Bulgaria is among the European Union countries where retirees are most likely to remain in the workforce because they cannot afford to stop working. According to the latest data, 53.6% of working pensioners in the country say financial necessity is the main reason they continue to have a job after retirement, placing Bulgaria among the most affected member states.
The figure is well above the EU average of 28.6%, indicating that Bulgarian retirees are nearly twice as likely as the average European pensioner to keep working because of financial pressure. The findings point to persistent concerns over the adequacy of pension incomes in relation to the cost of living.
Across the European Union, 12.9% of people remain employed during the first six months after retiring. However, their motivations differ considerably. While 36.3% continue working because they enjoy it or wish to stay socially active, only 28.6% cite financial reasons. In Bulgaria, by contrast, economic necessity is the dominant factor behind post-retirement employment.

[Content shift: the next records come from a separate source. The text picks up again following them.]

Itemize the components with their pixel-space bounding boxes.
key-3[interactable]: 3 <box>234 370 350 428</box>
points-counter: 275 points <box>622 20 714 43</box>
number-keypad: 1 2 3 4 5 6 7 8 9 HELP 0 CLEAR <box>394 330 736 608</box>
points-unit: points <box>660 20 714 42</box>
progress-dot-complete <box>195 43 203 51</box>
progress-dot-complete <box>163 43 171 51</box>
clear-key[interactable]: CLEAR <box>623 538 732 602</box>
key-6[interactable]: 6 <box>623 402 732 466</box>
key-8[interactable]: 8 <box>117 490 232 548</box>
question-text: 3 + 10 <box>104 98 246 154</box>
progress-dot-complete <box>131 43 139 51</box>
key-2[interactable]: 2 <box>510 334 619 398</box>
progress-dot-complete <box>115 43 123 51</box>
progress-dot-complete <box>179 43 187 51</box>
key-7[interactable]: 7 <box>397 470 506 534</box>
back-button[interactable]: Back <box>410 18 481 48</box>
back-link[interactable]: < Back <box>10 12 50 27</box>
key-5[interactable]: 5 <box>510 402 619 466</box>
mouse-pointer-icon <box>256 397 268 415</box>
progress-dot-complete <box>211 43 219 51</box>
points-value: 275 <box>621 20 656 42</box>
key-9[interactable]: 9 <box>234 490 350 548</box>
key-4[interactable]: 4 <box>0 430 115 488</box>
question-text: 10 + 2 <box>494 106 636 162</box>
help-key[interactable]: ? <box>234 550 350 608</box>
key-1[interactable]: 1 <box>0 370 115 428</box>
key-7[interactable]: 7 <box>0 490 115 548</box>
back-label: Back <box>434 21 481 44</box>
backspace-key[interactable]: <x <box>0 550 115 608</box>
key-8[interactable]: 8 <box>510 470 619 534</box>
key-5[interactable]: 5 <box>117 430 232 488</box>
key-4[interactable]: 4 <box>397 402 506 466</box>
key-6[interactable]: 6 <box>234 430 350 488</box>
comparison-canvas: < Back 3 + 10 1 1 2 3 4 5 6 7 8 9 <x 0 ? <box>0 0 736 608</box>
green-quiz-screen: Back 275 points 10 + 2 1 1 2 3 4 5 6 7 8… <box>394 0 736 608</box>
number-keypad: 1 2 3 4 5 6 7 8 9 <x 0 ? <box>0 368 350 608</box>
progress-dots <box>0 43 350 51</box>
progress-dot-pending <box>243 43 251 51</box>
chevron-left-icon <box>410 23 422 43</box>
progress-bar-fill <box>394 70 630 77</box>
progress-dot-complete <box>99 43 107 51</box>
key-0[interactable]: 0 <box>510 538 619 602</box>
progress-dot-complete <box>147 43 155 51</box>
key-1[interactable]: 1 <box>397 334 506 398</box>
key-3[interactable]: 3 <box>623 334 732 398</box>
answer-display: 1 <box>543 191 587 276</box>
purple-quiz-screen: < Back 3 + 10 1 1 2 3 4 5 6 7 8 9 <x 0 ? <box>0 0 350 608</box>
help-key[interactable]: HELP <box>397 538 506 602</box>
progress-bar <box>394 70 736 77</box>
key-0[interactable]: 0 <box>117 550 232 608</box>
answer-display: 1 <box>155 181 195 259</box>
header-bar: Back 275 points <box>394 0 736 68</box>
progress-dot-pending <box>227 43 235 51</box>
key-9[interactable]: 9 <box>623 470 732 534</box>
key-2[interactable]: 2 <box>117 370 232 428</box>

The country's results also reflect a broader trend across Southeastern and Eastern Europe, where pension systems generally provide lower income replacement than in many Western European nations. Romania records the highest share in the EU, with 54.3% of working retirees saying they remain employed because of financial hardship, narrowly ahead of Bulgaria. Croatia follows with 48.2%, while Latvia reports 47.9%. Other countries with relatively high shares include Portugal at 39%, Hungary at 38.1%, France at 37.7%, and Germany at 35.8%.